2. Stop suggesting to poison them with huge amounts of fake data. That would only further increase the waste of resources on all sites.

hukl

@leah Without knowing all the details myself, do you think HAProxy IP based rate limiting could have a chance for mitigation? IIRC the evaluation window for the rate limiting can be quite short.

pitch R.

@leah the only positive thing in that cloudflare Argument: at least the next cold war would be partially federated...

I don't get why people are so harshly opposed to legislature or even say it won't work. Especially in regards to electronic systems.
GDPR showed that Europe is a relevant enough market to set rules.

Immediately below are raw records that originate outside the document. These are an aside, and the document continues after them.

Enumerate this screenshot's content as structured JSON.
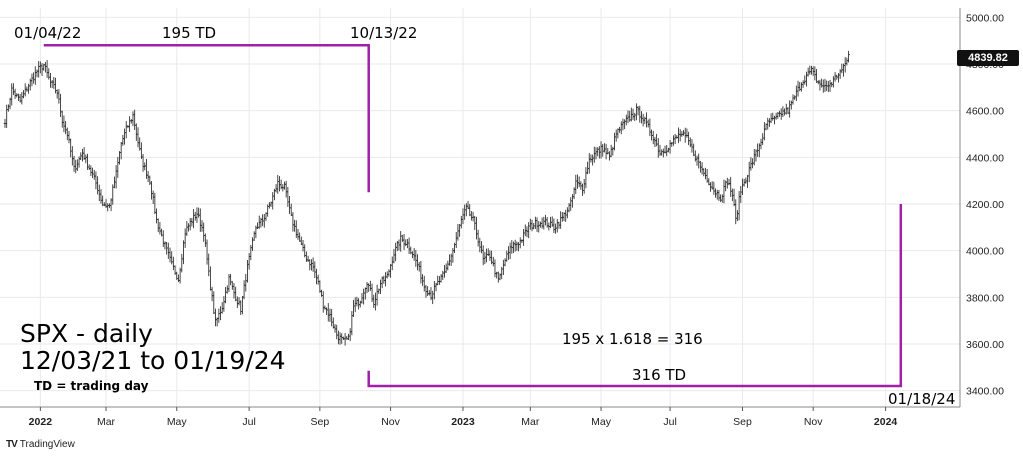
{
  "chart_data": {
    "type": "ohlc",
    "yticks": [
      "3400.00",
      "3600.00",
      "3800.00",
      "4000.00",
      "4200.00",
      "4400.00",
      "4600.00",
      "4800.00",
      "5000.00"
    ],
    "ylim": [
      3330,
      5040
    ],
    "xticks": [
      {
        "label": "2022",
        "day": 0,
        "bold": true
      },
      {
        "label": "Mar",
        "day": 39
      },
      {
        "label": "May",
        "day": 81
      },
      {
        "label": "Jul",
        "day": 124
      },
      {
        "label": "Sep",
        "day": 166
      },
      {
        "label": "Nov",
        "day": 208
      },
      {
        "label": "2023",
        "day": 251,
        "bold": true
      },
      {
        "label": "Mar",
        "day": 291
      },
      {
        "label": "May",
        "day": 333
      },
      {
        "label": "Jul",
        "day": 374
      },
      {
        "label": "Sep",
        "day": 417
      },
      {
        "label": "Nov",
        "day": 459
      },
      {
        "label": "2024",
        "day": 502,
        "bold": true
      }
    ],
    "xlim": [
      -21,
      545
    ],
    "last_price": "4839.82",
    "anchors": [
      [
        -21,
        4560
      ],
      [
        -17,
        4690
      ],
      [
        -12,
        4640
      ],
      [
        -7,
        4710
      ],
      [
        -2,
        4770
      ],
      [
        2,
        4796
      ],
      [
        6,
        4720
      ],
      [
        10,
        4680
      ],
      [
        13,
        4560
      ],
      [
        16,
        4500
      ],
      [
        20,
        4350
      ],
      [
        25,
        4420
      ],
      [
        30,
        4340
      ],
      [
        33,
        4290
      ],
      [
        37,
        4200
      ],
      [
        41,
        4190
      ],
      [
        45,
        4330
      ],
      [
        48,
        4460
      ],
      [
        51,
        4520
      ],
      [
        55,
        4580
      ],
      [
        60,
        4390
      ],
      [
        65,
        4300
      ],
      [
        69,
        4130
      ],
      [
        74,
        4020
      ],
      [
        78,
        3940
      ],
      [
        82,
        3880
      ],
      [
        86,
        4080
      ],
      [
        89,
        4120
      ],
      [
        93,
        4160
      ],
      [
        97,
        4080
      ],
      [
        100,
        3900
      ],
      [
        104,
        3690
      ],
      [
        108,
        3760
      ],
      [
        112,
        3880
      ],
      [
        115,
        3820
      ],
      [
        119,
        3750
      ],
      [
        123,
        3930
      ],
      [
        128,
        4100
      ],
      [
        132,
        4130
      ],
      [
        137,
        4210
      ],
      [
        141,
        4290
      ],
      [
        145,
        4270
      ],
      [
        149,
        4140
      ],
      [
        152,
        4080
      ],
      [
        157,
        3980
      ],
      [
        162,
        3930
      ],
      [
        165,
        3860
      ],
      [
        168,
        3770
      ],
      [
        172,
        3720
      ],
      [
        176,
        3640
      ],
      [
        180,
        3610
      ],
      [
        183,
        3620
      ],
      [
        186,
        3760
      ],
      [
        190,
        3790
      ],
      [
        194,
        3870
      ],
      [
        198,
        3780
      ],
      [
        202,
        3860
      ],
      [
        206,
        3890
      ],
      [
        210,
        3990
      ],
      [
        214,
        4050
      ],
      [
        218,
        4030
      ],
      [
        221,
        3990
      ],
      [
        224,
        3940
      ],
      [
        228,
        3850
      ],
      [
        232,
        3810
      ],
      [
        236,
        3860
      ],
      [
        240,
        3900
      ],
      [
        245,
        4000
      ],
      [
        250,
        4130
      ],
      [
        253,
        4180
      ],
      [
        257,
        4130
      ],
      [
        260,
        4050
      ],
      [
        263,
        3960
      ],
      [
        267,
        3980
      ],
      [
        272,
        3870
      ],
      [
        276,
        3960
      ],
      [
        280,
        4020
      ],
      [
        285,
        4040
      ],
      [
        290,
        4100
      ],
      [
        295,
        4120
      ],
      [
        300,
        4120
      ],
      [
        305,
        4100
      ],
      [
        310,
        4140
      ],
      [
        315,
        4200
      ],
      [
        318,
        4290
      ],
      [
        322,
        4270
      ],
      [
        326,
        4390
      ],
      [
        330,
        4420
      ],
      [
        334,
        4440
      ],
      [
        338,
        4400
      ],
      [
        342,
        4500
      ],
      [
        346,
        4540
      ],
      [
        350,
        4570
      ],
      [
        354,
        4600
      ],
      [
        357,
        4580
      ],
      [
        360,
        4540
      ],
      [
        364,
        4490
      ],
      [
        368,
        4420
      ],
      [
        372,
        4440
      ],
      [
        376,
        4470
      ],
      [
        380,
        4500
      ],
      [
        384,
        4480
      ],
      [
        388,
        4420
      ],
      [
        392,
        4360
      ],
      [
        396,
        4310
      ],
      [
        400,
        4260
      ],
      [
        404,
        4230
      ],
      [
        408,
        4300
      ],
      [
        411,
        4240
      ],
      [
        413,
        4130
      ],
      [
        416,
        4260
      ],
      [
        420,
        4330
      ],
      [
        424,
        4400
      ],
      [
        428,
        4470
      ],
      [
        432,
        4550
      ],
      [
        436,
        4560
      ],
      [
        440,
        4590
      ],
      [
        444,
        4600
      ],
      [
        448,
        4660
      ],
      [
        452,
        4720
      ],
      [
        455,
        4750
      ],
      [
        458,
        4770
      ],
      [
        462,
        4720
      ],
      [
        466,
        4700
      ],
      [
        470,
        4720
      ],
      [
        474,
        4760
      ],
      [
        477,
        4780
      ],
      [
        480,
        4839.82
      ]
    ],
    "tl_pts": [
      [
        2,
        4880
      ],
      [
        195,
        4880
      ],
      [
        195,
        4250
      ]
    ],
    "br_pts": [
      [
        195,
        3485
      ],
      [
        195,
        3420
      ],
      [
        511,
        3420
      ],
      [
        511,
        4200
      ]
    ]
  },
  "annotations": {
    "left_date": "01/04/22",
    "count_195": "195 TD",
    "mid_date": "10/13/22",
    "fib_calc": "195 x 1.618 = 316",
    "count_316": "316 TD",
    "end_date": "01/18/24",
    "title_line1": "SPX - daily",
    "title_line2": "12/03/21 to 01/19/24",
    "legend_td": "TD = trading day"
  },
  "brand": {
    "logo_mark": "TV",
    "logo_text": "TradingView"
  },
  "colors": {
    "bars": "#333333",
    "marker": "#a020a8",
    "grid": "#e9e9ee",
    "axis": "#555555"
  }
}
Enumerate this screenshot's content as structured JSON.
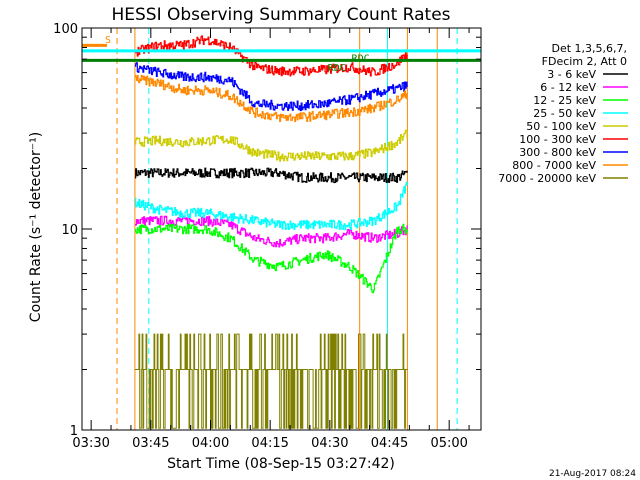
{
  "chart_data": {
    "type": "line",
    "title": "HESSI Observing Summary Count Rates",
    "xlabel": "Start Time (08-Sep-15 03:27:42)",
    "ylabel": "Count Rate (s⁻¹ detector⁻¹)",
    "y_scale": "log",
    "ylim": [
      1,
      100
    ],
    "xlim": [
      "03:27:42",
      "05:08:00"
    ],
    "x_ticks": [
      "03:30",
      "03:45",
      "04:00",
      "04:15",
      "04:30",
      "04:45",
      "05:00"
    ],
    "y_ticks": [
      "1",
      "10",
      "100"
    ],
    "legend_title_lines": [
      "Det 1,3,5,6,7,",
      "FDecim 2, Att 0"
    ],
    "legend_position": "right",
    "footer": "21-Aug-2017 08:24",
    "series": [
      {
        "name": "3 - 6 keV",
        "color": "#000000",
        "x": [
          "03:41:00",
          "03:47:00",
          "03:53:00",
          "03:59:00",
          "04:05:00",
          "04:11:00",
          "04:17:00",
          "04:23:00",
          "04:29:00",
          "04:35:00",
          "04:41:00",
          "04:47:00",
          "04:49:30"
        ],
        "values": [
          19,
          19,
          19,
          19,
          19,
          19,
          19,
          18,
          18,
          18,
          18,
          18,
          19
        ]
      },
      {
        "name": "6 - 12 keV",
        "color": "#ff00ff",
        "x": [
          "03:41:00",
          "03:47:00",
          "03:53:00",
          "03:59:00",
          "04:05:00",
          "04:11:00",
          "04:17:00",
          "04:23:00",
          "04:29:00",
          "04:35:00",
          "04:41:00",
          "04:47:00",
          "04:49:30"
        ],
        "values": [
          11,
          11,
          11,
          11,
          10.5,
          9,
          8.5,
          9,
          9,
          9.5,
          9,
          9.5,
          10
        ]
      },
      {
        "name": "12 - 25 keV",
        "color": "#00ff00",
        "x": [
          "03:41:00",
          "03:47:00",
          "03:53:00",
          "03:59:00",
          "04:05:00",
          "04:11:00",
          "04:17:00",
          "04:23:00",
          "04:29:00",
          "04:35:00",
          "04:41:00",
          "04:47:00",
          "04:49:30"
        ],
        "values": [
          10,
          10,
          10,
          10,
          9,
          7,
          6.5,
          7,
          7.5,
          6.5,
          5,
          10,
          10
        ]
      },
      {
        "name": "25 - 50 keV",
        "color": "#00ffff",
        "x": [
          "03:41:00",
          "03:47:00",
          "03:53:00",
          "03:59:00",
          "04:05:00",
          "04:11:00",
          "04:17:00",
          "04:23:00",
          "04:29:00",
          "04:35:00",
          "04:41:00",
          "04:47:00",
          "04:49:30"
        ],
        "values": [
          13.5,
          12.5,
          12,
          12,
          11.5,
          11,
          10.5,
          10.5,
          10.5,
          10.5,
          11,
          13,
          17
        ]
      },
      {
        "name": "50 - 100 keV",
        "color": "#cccc00",
        "x": [
          "03:41:00",
          "03:47:00",
          "03:53:00",
          "03:59:00",
          "04:05:00",
          "04:11:00",
          "04:17:00",
          "04:23:00",
          "04:29:00",
          "04:35:00",
          "04:41:00",
          "04:47:00",
          "04:49:30"
        ],
        "values": [
          27,
          27.5,
          27,
          27.5,
          28,
          24,
          23,
          23,
          23,
          23,
          24,
          27,
          30
        ]
      },
      {
        "name": "100 - 300 keV",
        "color": "#ff0000",
        "x": [
          "03:41:00",
          "03:47:00",
          "03:53:00",
          "03:59:00",
          "04:05:00",
          "04:11:00",
          "04:17:00",
          "04:23:00",
          "04:29:00",
          "04:35:00",
          "04:41:00",
          "04:47:00",
          "04:49:30"
        ],
        "values": [
          76,
          82,
          82,
          88,
          80,
          64,
          61,
          61,
          62,
          64,
          60,
          67,
          75
        ]
      },
      {
        "name": "300 - 800 keV",
        "color": "#0000ff",
        "x": [
          "03:41:00",
          "03:47:00",
          "03:53:00",
          "03:59:00",
          "04:05:00",
          "04:11:00",
          "04:17:00",
          "04:23:00",
          "04:29:00",
          "04:35:00",
          "04:41:00",
          "04:47:00",
          "04:49:30"
        ],
        "values": [
          64,
          60,
          57,
          57,
          55,
          42,
          41,
          41,
          42,
          44,
          47,
          50,
          52
        ]
      },
      {
        "name": "800 - 7000 keV",
        "color": "#ff8800",
        "x": [
          "03:41:00",
          "03:47:00",
          "03:53:00",
          "03:59:00",
          "04:05:00",
          "04:11:00",
          "04:17:00",
          "04:23:00",
          "04:29:00",
          "04:35:00",
          "04:41:00",
          "04:47:00",
          "04:49:30"
        ],
        "values": [
          56,
          53,
          49,
          49,
          46,
          38,
          36,
          36,
          37,
          38,
          40,
          44,
          47
        ]
      },
      {
        "name": "7000 - 20000 keV",
        "color": "#808000",
        "x": [
          "03:41:00",
          "03:47:00",
          "03:53:00",
          "03:59:00",
          "04:05:00",
          "04:11:00",
          "04:17:00",
          "04:23:00",
          "04:29:00",
          "04:35:00",
          "04:41:00",
          "04:47:00",
          "04:49:30"
        ],
        "values": [
          1.8,
          2.5,
          2.2,
          2.5,
          1.8,
          1.5,
          1.5,
          1.5,
          1.5,
          2.0,
          2.5,
          2.8,
          2.8
        ]
      }
    ],
    "annotations": [
      {
        "label": "S",
        "x": "03:35:00",
        "color": "#ff8800"
      },
      {
        "label": "RDC",
        "x": "04:34:00",
        "color": "#008000"
      },
      {
        "label": "RDC",
        "x": "04:40:00",
        "color": "#008000"
      }
    ],
    "vertical_lines": [
      {
        "x": "03:36:30",
        "color": "#ff8800",
        "style": "dashed"
      },
      {
        "x": "03:41:00",
        "color": "#ff8800",
        "style": "solid"
      },
      {
        "x": "03:44:30",
        "color": "#00ffff",
        "style": "dashed"
      },
      {
        "x": "04:37:30",
        "color": "#ff8800",
        "style": "solid"
      },
      {
        "x": "04:44:30",
        "color": "#00ffff",
        "style": "solid"
      },
      {
        "x": "04:49:30",
        "color": "#ff8800",
        "style": "solid"
      },
      {
        "x": "04:57:00",
        "color": "#ff8800",
        "style": "solid"
      },
      {
        "x": "05:02:00",
        "color": "#00ffff",
        "style": "dashed"
      }
    ],
    "flag_levels": [
      {
        "name": "cyan-flag",
        "color": "#00ffff",
        "value": 77
      },
      {
        "name": "green-flag",
        "color": "#008000",
        "value": 69
      }
    ]
  }
}
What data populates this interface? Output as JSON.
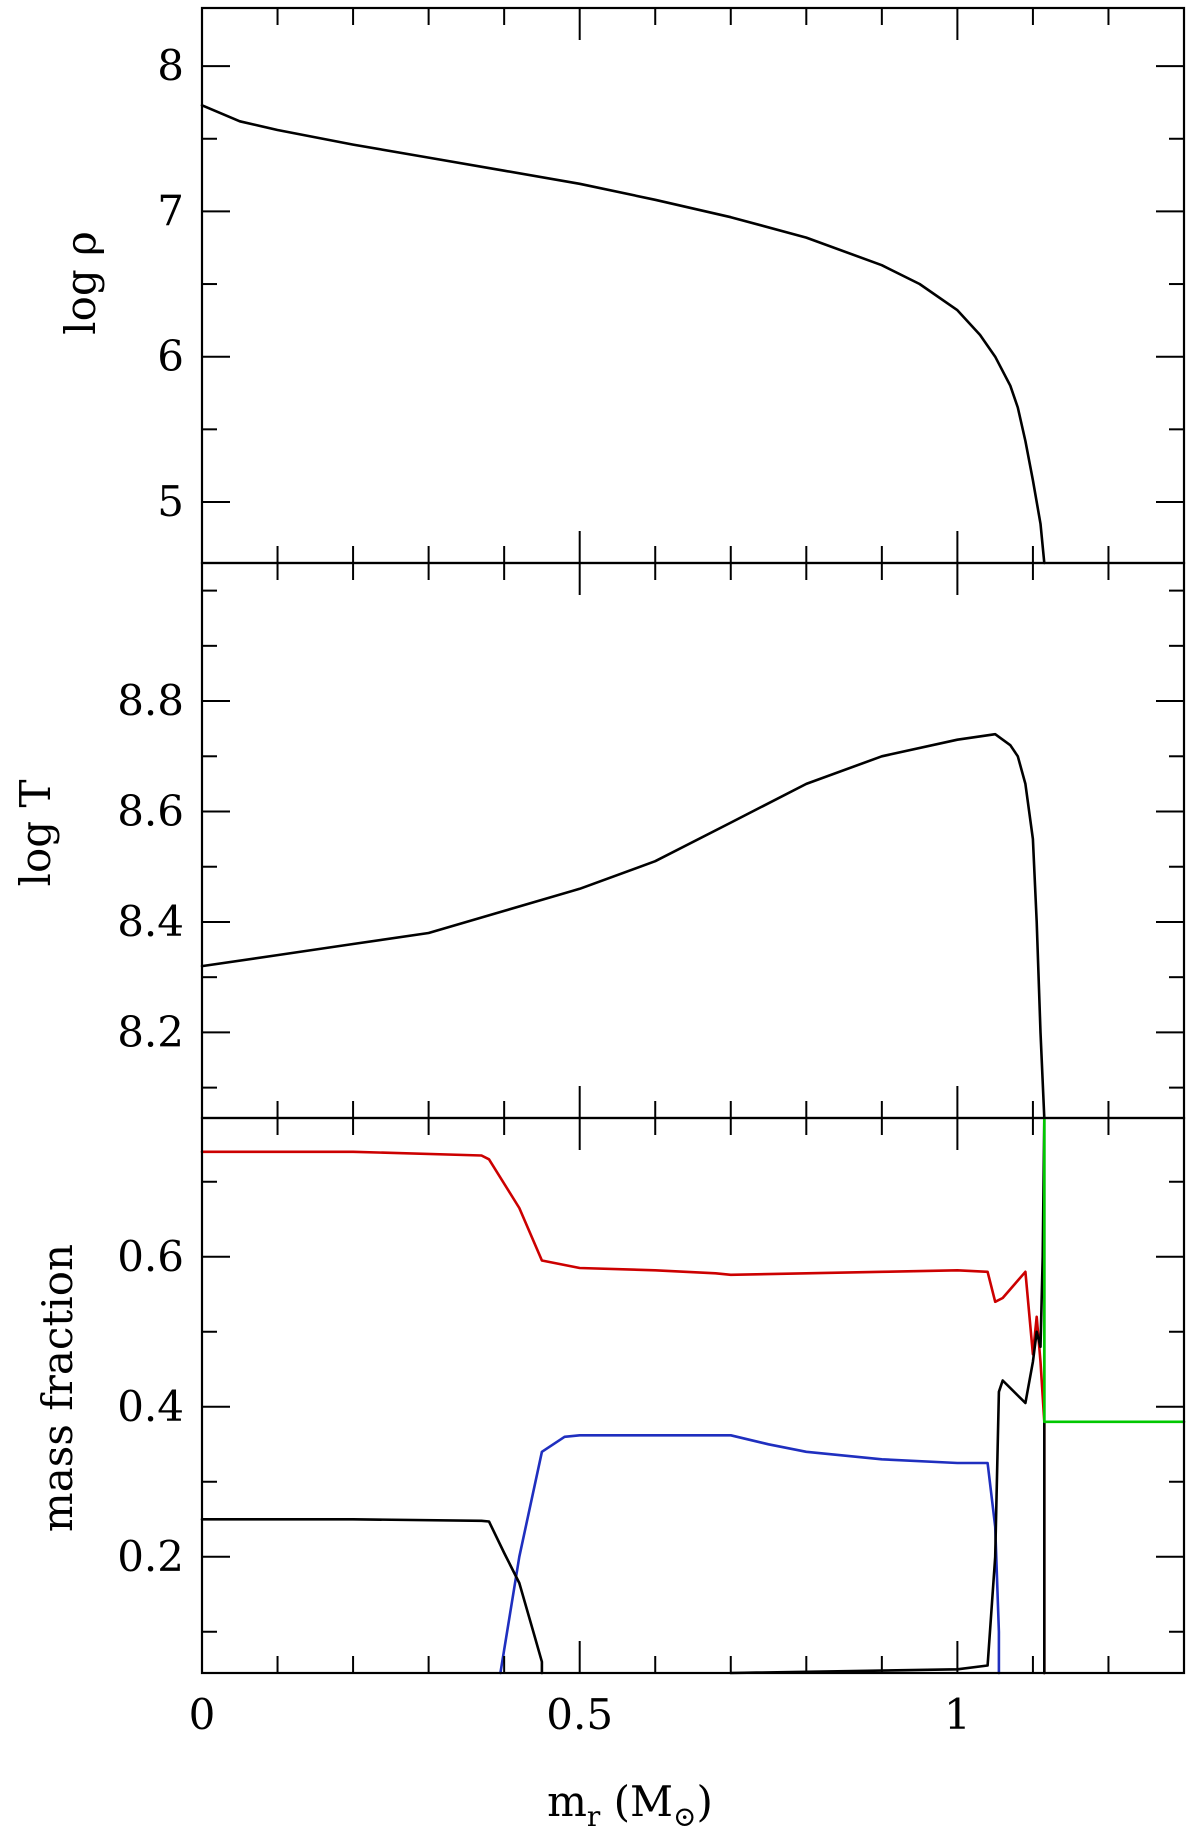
{
  "chart_data": [
    {
      "type": "line",
      "panel": "top",
      "ylabel": "log ρ",
      "xlim": [
        0,
        1.3
      ],
      "ylim": [
        4.58,
        8.4
      ],
      "y_ticks": [
        5,
        6,
        7,
        8
      ],
      "y_tick_labels": [
        "5",
        "6",
        "7",
        "8"
      ],
      "series": [
        {
          "color": "#000000",
          "x": [
            0,
            0.05,
            0.1,
            0.2,
            0.3,
            0.4,
            0.5,
            0.6,
            0.7,
            0.8,
            0.9,
            0.95,
            1.0,
            1.03,
            1.05,
            1.07,
            1.08,
            1.09,
            1.1,
            1.11,
            1.115
          ],
          "y": [
            7.73,
            7.62,
            7.56,
            7.46,
            7.37,
            7.28,
            7.19,
            7.08,
            6.96,
            6.82,
            6.63,
            6.5,
            6.32,
            6.15,
            6.0,
            5.8,
            5.65,
            5.42,
            5.15,
            4.85,
            4.58
          ]
        }
      ]
    },
    {
      "type": "line",
      "panel": "middle",
      "ylabel": "log T",
      "xlim": [
        0,
        1.3
      ],
      "ylim": [
        8.045,
        9.05
      ],
      "y_ticks": [
        8.2,
        8.4,
        8.6,
        8.8
      ],
      "y_tick_labels": [
        "8.2",
        "8.4",
        "8.6",
        "8.8"
      ],
      "series": [
        {
          "color": "#000000",
          "x": [
            0,
            0.1,
            0.2,
            0.3,
            0.4,
            0.5,
            0.6,
            0.7,
            0.8,
            0.9,
            1.0,
            1.05,
            1.07,
            1.08,
            1.09,
            1.1,
            1.105,
            1.11,
            1.115
          ],
          "y": [
            8.32,
            8.34,
            8.36,
            8.38,
            8.42,
            8.46,
            8.51,
            8.58,
            8.65,
            8.7,
            8.73,
            8.74,
            8.72,
            8.7,
            8.65,
            8.55,
            8.4,
            8.2,
            8.045
          ]
        }
      ]
    },
    {
      "type": "line",
      "panel": "bottom",
      "xlabel": "m_r (M_⊙)",
      "ylabel": "mass fraction",
      "xlim": [
        0,
        1.3
      ],
      "ylim": [
        0.045,
        0.785
      ],
      "x_ticks": [
        0,
        0.5,
        1
      ],
      "x_tick_labels": [
        "0",
        "0.5",
        "1"
      ],
      "y_ticks": [
        0.2,
        0.4,
        0.6
      ],
      "y_tick_labels": [
        "0.2",
        "0.4",
        "0.6"
      ],
      "series": [
        {
          "color": "#cc0000",
          "x": [
            0,
            0.2,
            0.37,
            0.38,
            0.42,
            0.45,
            0.5,
            0.6,
            0.68,
            0.7,
            0.8,
            0.9,
            1.0,
            1.04,
            1.05,
            1.06,
            1.09,
            1.1,
            1.105,
            1.11,
            1.115,
            1.115
          ],
          "y": [
            0.74,
            0.74,
            0.735,
            0.73,
            0.665,
            0.595,
            0.585,
            0.582,
            0.578,
            0.576,
            0.578,
            0.58,
            0.582,
            0.58,
            0.54,
            0.545,
            0.58,
            0.47,
            0.52,
            0.46,
            0.38,
            0.045
          ]
        },
        {
          "color": "#1f2fbf",
          "x": [
            0.395,
            0.42,
            0.45,
            0.48,
            0.5,
            0.6,
            0.7,
            0.75,
            0.8,
            0.9,
            1.0,
            1.04,
            1.05,
            1.055,
            1.055
          ],
          "y": [
            0.045,
            0.2,
            0.34,
            0.36,
            0.362,
            0.362,
            0.362,
            0.35,
            0.34,
            0.33,
            0.325,
            0.325,
            0.24,
            0.1,
            0.045
          ]
        },
        {
          "color": "#000000",
          "x": [
            0,
            0.2,
            0.37,
            0.38,
            0.4,
            0.42,
            0.44,
            0.45,
            0.45
          ],
          "y": [
            0.25,
            0.25,
            0.248,
            0.247,
            0.205,
            0.165,
            0.095,
            0.06,
            0.045
          ]
        },
        {
          "color": "#000000",
          "x": [
            0.7,
            1.0,
            1.04,
            1.05,
            1.055,
            1.06,
            1.08,
            1.09,
            1.1,
            1.105,
            1.11,
            1.113,
            1.115,
            1.115
          ],
          "y": [
            0.045,
            0.05,
            0.055,
            0.2,
            0.42,
            0.435,
            0.415,
            0.405,
            0.46,
            0.5,
            0.48,
            0.6,
            0.785,
            0.045
          ]
        },
        {
          "color": "#00c800",
          "x": [
            1.115,
            1.115,
            1.3
          ],
          "y": [
            0.785,
            0.38,
            0.38
          ]
        }
      ]
    }
  ]
}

And it's mostly the same people claiming that a 2% subvention cut will drive hundred thousands of workplaces away. 🙄

💫💖 Haecksen-Maya 💖💫

@leah Idk seems to me like it's a war of attrition, so poisoning their data could very well work?

Leah (Cloudstylistin)

@MayaMitKind and just hoping that something will change because some little sites started poisoning? That's a bold bet. That's like having no car and hoping this will change the car industry.

rappet

@leah what is traffic in this case? Does the bot load the whole page with pictures and everything?

Leah (Cloudstylistin)

@rappet that's different depending on the case and bot. See traffic as number of requests if it helps.